Figure 2Integrated FACS/SCBC phenotypic/functional proteomic analysis of tumor-antigen-specific T-cell populations collected from a melanoma cancer patient participating in an ACT trial. (a) Measurement protocol. MART-1 tumor-antigen-specific CD8+ T cells are separated from the blood of the patient using 10-parameter FACS sorting and then loaded onto an SCBC for assaying 19 secreted effector proteins. (b) Analysis of SCBC data. Unsupervised clustering of the single-cell proteomic data (tree, left) reveals coordinated behaviors that reflect specific immune functions. Correlation coefficients, calculated from single cell assays, are provided for proteins within the specified groupings (In group) and outside those groupings (Out group). The scatter plot (right) shows correlations between two anti-tumor effector proteins (IFN-γ and TNF-α) and also shows that the roughly 10% of the cell population that secretes five or more different proteins are also about 100-fold more active for any given protein, and so dominate the immune response for that phenotype. (c) The population kinetics of the TCR-engineered MART-1+ CD8+ T cells, as a percentage of CD3+ T cells (orange solid curve), along with the polyfunctional index (pie chart areas) for tracking population of the MART-1+ CD8+ T cells secreting five or more proteins. The pie chart composition reflects the relative abundances of those proteins. GB refers to the protein Granzyme B. The dynamics of the polyfunctional cells showed much stronger correlations with the observed clinical responses in the patients. Adapted from [5] with permission.

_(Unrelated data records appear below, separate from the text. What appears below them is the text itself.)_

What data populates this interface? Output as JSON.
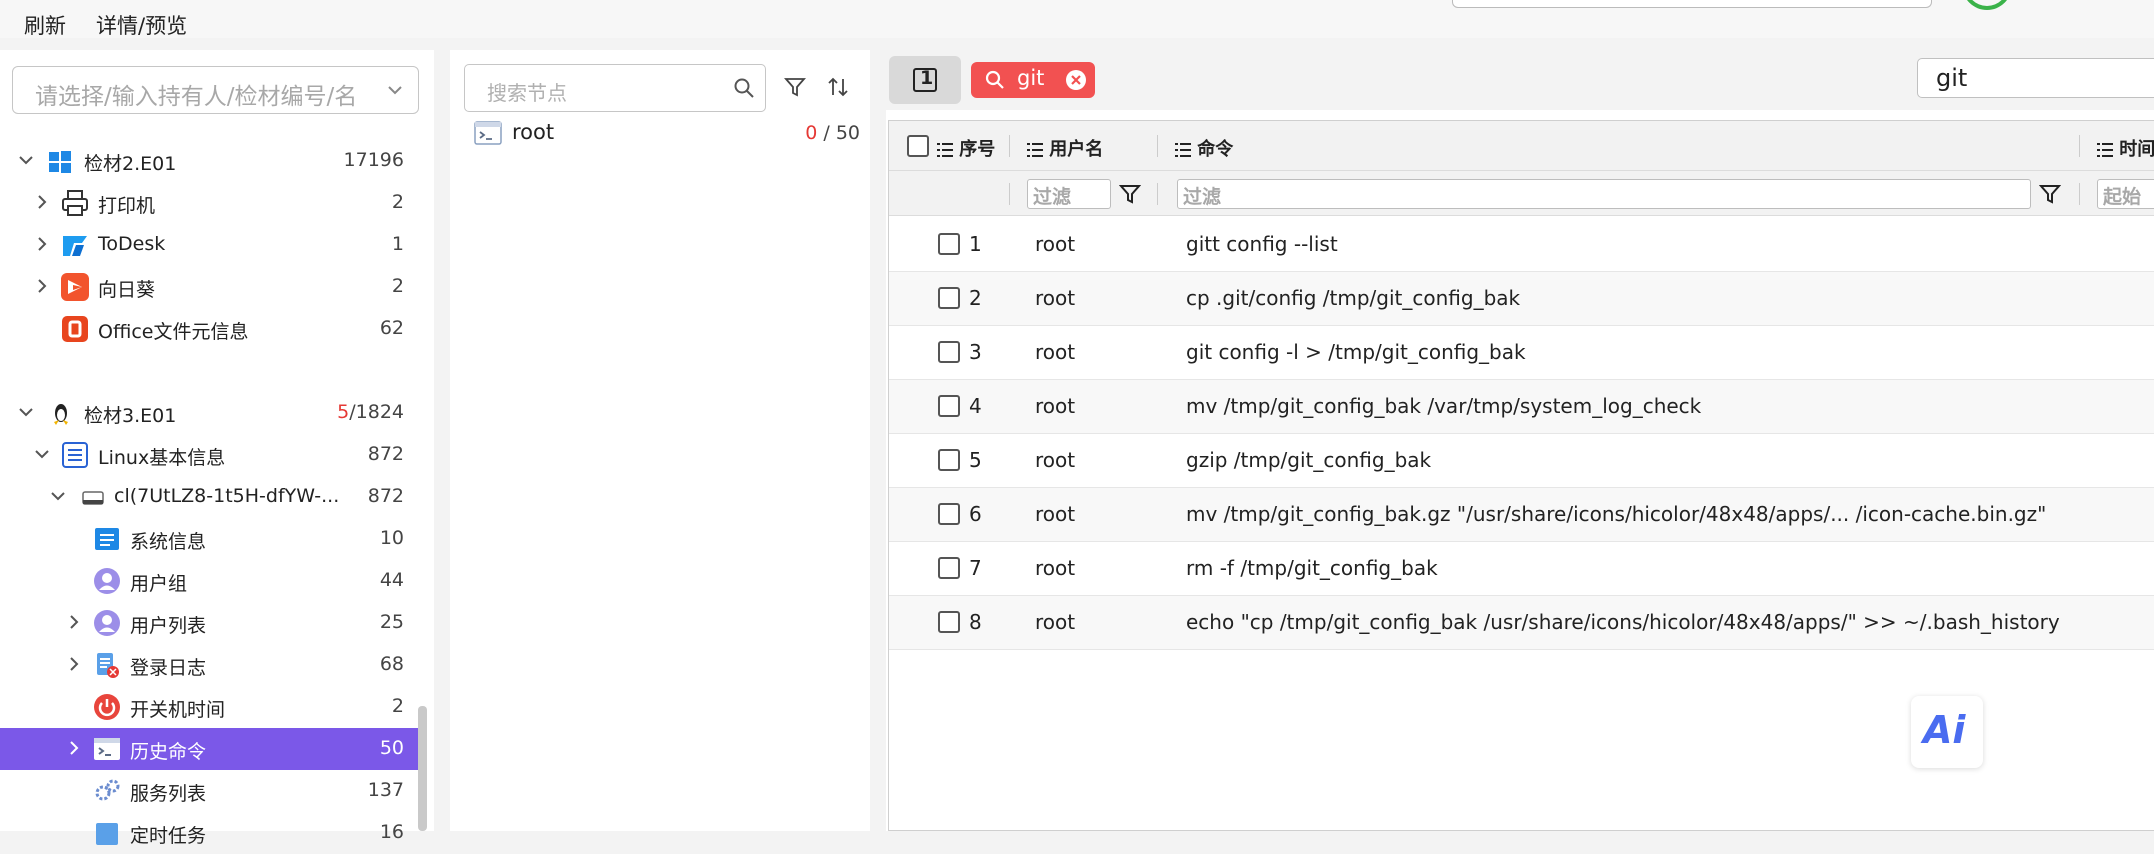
{
  "menu": {
    "refresh": "刷新",
    "details": "详情/预览"
  },
  "left": {
    "evidence_placeholder": "请选择/输入持有人/检材编号/名",
    "tree": [
      {
        "label": "检材2.E01",
        "count": "17196"
      },
      {
        "label": "打印机",
        "count": "2"
      },
      {
        "label": "ToDesk",
        "count": "1"
      },
      {
        "label": "向日葵",
        "count": "2"
      },
      {
        "label": "Office文件元信息",
        "count": "62"
      },
      {
        "label": "检材3.E01",
        "count_red": "5",
        "count_rest": "/1824"
      },
      {
        "label": "Linux基本信息",
        "count": "872"
      },
      {
        "label": "cl(7UtLZ8-1t5H-dfYW-...",
        "count": "872"
      },
      {
        "label": "系统信息",
        "count": "10"
      },
      {
        "label": "用户组",
        "count": "44"
      },
      {
        "label": "用户列表",
        "count": "25"
      },
      {
        "label": "登录日志",
        "count": "68"
      },
      {
        "label": "开关机时间",
        "count": "2"
      },
      {
        "label": "历史命令",
        "count": "50"
      },
      {
        "label": "服务列表",
        "count": "137"
      },
      {
        "label": "定时任务",
        "count": "16"
      }
    ]
  },
  "middle": {
    "search_placeholder": "搜索节点",
    "node": {
      "label": "root",
      "count_red": "0",
      "count_rest": "/ 50"
    }
  },
  "right": {
    "tab_number": "1",
    "filter_tag": "git",
    "search_value": "git",
    "columns": {
      "seq": "序号",
      "user": "用户名",
      "command": "命令",
      "time": "时间"
    },
    "filter_placeholder": "过滤",
    "time_filter_placeholder": "起始",
    "rows": [
      {
        "seq": "1",
        "user": "root",
        "command": "gitt config --list"
      },
      {
        "seq": "2",
        "user": "root",
        "command": "cp .git/config /tmp/git_config_bak"
      },
      {
        "seq": "3",
        "user": "root",
        "command": "git config -l > /tmp/git_config_bak"
      },
      {
        "seq": "4",
        "user": "root",
        "command": "mv /tmp/git_config_bak /var/tmp/system_log_check"
      },
      {
        "seq": "5",
        "user": "root",
        "command": "gzip /tmp/git_config_bak"
      },
      {
        "seq": "6",
        "user": "root",
        "command": "mv /tmp/git_config_bak.gz \"/usr/share/icons/hicolor/48x48/apps/... /icon-cache.bin.gz\""
      },
      {
        "seq": "7",
        "user": "root",
        "command": "rm -f /tmp/git_config_bak"
      },
      {
        "seq": "8",
        "user": "root",
        "command": "echo \"cp /tmp/git_config_bak /usr/share/icons/hicolor/48x48/apps/\" >> ~/.bash_history"
      }
    ],
    "ai_label": "Ai"
  },
  "colors": {
    "accent": "#7b58e8",
    "tag": "#f25151",
    "highlight": "#e53935"
  }
}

Figure 3Multiplexed proteomics for co-measurement of cell migration and cytokine secretion of the same A549 (model lung carcinoma) cancer cells. (a) Light field images showing migration of three single cancer cells within microfluidic channels collected at 0 (before) and 24 (after) hours. (b) Heatmap: each column is a single-cell assay; each row is an assayed parameter. Cell migration distance (top row) is shown with the entire protein secretion profile (lower 14 rows). Approximately 1,000 single cells were assayed. (c) Scatter plots showing how the levels of three proteins (MCP-1 and IL-6) varied with cell migration distance. a.u., arbitrary units. Adapted from [30] with permission.

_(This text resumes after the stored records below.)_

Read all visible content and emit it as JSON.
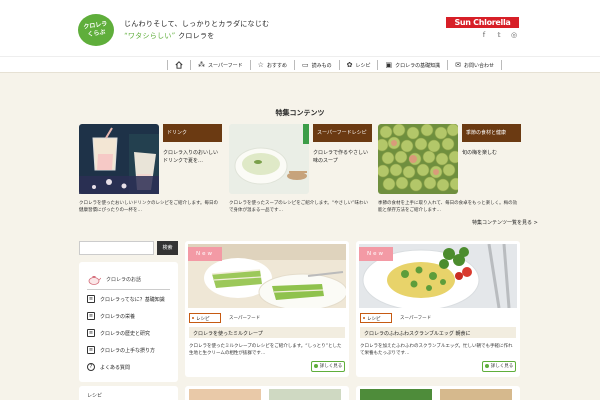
{
  "header": {
    "logo_line1": "クロレラ",
    "logo_line2": "くらぶ",
    "tagline_line1": "じんわりそして、しっかりとカラダになじむ",
    "tagline_quote": "“ワタシらしい”",
    "tagline_suffix": "クロレラを",
    "brand_logo": "Sun Chlorella"
  },
  "social": {
    "facebook": "f",
    "twitter": "𝕥",
    "instagram": "◎"
  },
  "nav": {
    "home_icon": "home-icon",
    "items": [
      {
        "icon": "⁂",
        "label": "スーパーフード"
      },
      {
        "icon": "☆",
        "label": "おすすめ"
      },
      {
        "icon": "▭",
        "label": "読みもの"
      },
      {
        "icon": "✿",
        "label": "レシピ"
      },
      {
        "icon": "▣",
        "label": "クロレラの基礎知識"
      },
      {
        "icon": "✉",
        "label": "お問い合わせ"
      }
    ]
  },
  "feature": {
    "heading": "特集コンテンツ",
    "items": [
      {
        "category": "ドリンク",
        "title": "クロレラ入りのおいしいドリンクで夏を…",
        "desc": "クロレラを使ったおいしいドリンクのレシピをご紹介します。毎日の健康習慣にぴったりの一杯を…"
      },
      {
        "category": "スーパーフードレシピ",
        "title": "クロレラで作るやさしい味のスープ",
        "desc": "クロレラを使ったスープのレシピをご紹介します。“やさしい”味わいで身体が温まる一品です…"
      },
      {
        "category": "季節の食材と健康",
        "title": "旬の梅を楽しむ",
        "desc": "季節の食材を上手に取り入れて、毎日の食卓をもっと楽しく。梅の効能と保存方法をご紹介します…"
      }
    ],
    "more_link": "特集コンテンツ一覧を見る >"
  },
  "search": {
    "placeholder": "",
    "button": "検索"
  },
  "sidebar": {
    "title": "クロレラのお話",
    "items": [
      "クロレラってなに？基礎知識",
      "クロレラの栄養",
      "クロレラの歴史と研究",
      "クロレラの上手な摂り方",
      "よくある質問"
    ],
    "next_title": "レシピ"
  },
  "articles": [
    {
      "badge": "New",
      "tag": "レシピ",
      "subtag": "スーパーフード",
      "title": "クロレラを使ったミルクレープ",
      "desc": "クロレラを使ったミルクレープのレシピをご紹介します。“しっとり”とした生地と生クリームの相性が抜群です…"
    },
    {
      "badge": "New",
      "tag": "レシピ",
      "subtag": "スーパーフード",
      "title": "クロレラのふわふわスクランブルエッグ 朝食に",
      "desc": "クロレラを加えたふわふわのスクランブルエッグ。忙しい朝でも手軽に作れて栄養もたっぷりです…"
    }
  ],
  "detail_label": "詳しく見る",
  "colors": {
    "brand_green": "#5fae3b",
    "category_brown": "#6b3a12",
    "new_pink": "#f39aa5",
    "brand_red": "#d71f27"
  }
}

Figure 4Phosphoprotein signaling networks from multiplex, quantitative single-cell proteomics. All data represented are uniquely measured at the single-cell level. (a) A Monte-Carlo simulation of fluctuations that represent the copy numbers per cell of an activated (such as phosphorylated) form of a protein, as that protein is involved in increasing numbers of regulatory processes. On the right are the experimentally measured fluctuations of HIF-1α from model GBM cancer cells as these cells are exposed to different O2 partial pressures. The increasingly important role of HIF-1α under hypoxic conditions is evident. Reproduced from [45]. (b) Scatter plot showing protein-protein correlations for two phosphoproteins. The black and red dots represent measurements from 0-cell and 1-cell SCBC microchambers, respectively. Reproduced from [28]. (c) A protein-protein correlation network for model GBM cancer cells following epidermal growth factor (EGF) stimulation (top), and following EGF stimulation + erlotinib (anti-EGF receptor) inhibition (bottom). The weight of the network edges reflects the correlation strength, and a red edge indicates an anti-correlation. Reproduced from [27]. (d) Collective signaling modes, as determined by the eigenvectors of the single-cell protein-protein covariance matrix. Shown are the eigenvectors associated with mTORC1 signaling in model GBM cells, as pO2 is varied. The composition of the green, red, and blue eigenvectors (top plot) is given in the pie charts below for each value of pO2 investigated. The amplitude of the mTORC1 associated eigenvectors shows a minimum between 1.5% and 2% pO2, indicating the loss (and undruggability) of that signaling within this narrow window of pO2 values. Note that HIF-1α is strongly associated with mTORC1 signaling above 2% pO2, but not below 2% pO2, indicating a switch in the structure of the signaling network. The cells studied were model GBM cell lines containing the EDFR variant III (vIII) oncogene (U87 EGFRvIII; panels a, b, d) or the EGRFvIII oncogene plus loss of the phosphatase and tensin homolog (PTEN) tumor suppressor gene (EGFRvIII PTEN). Reproduced from [45] with permission.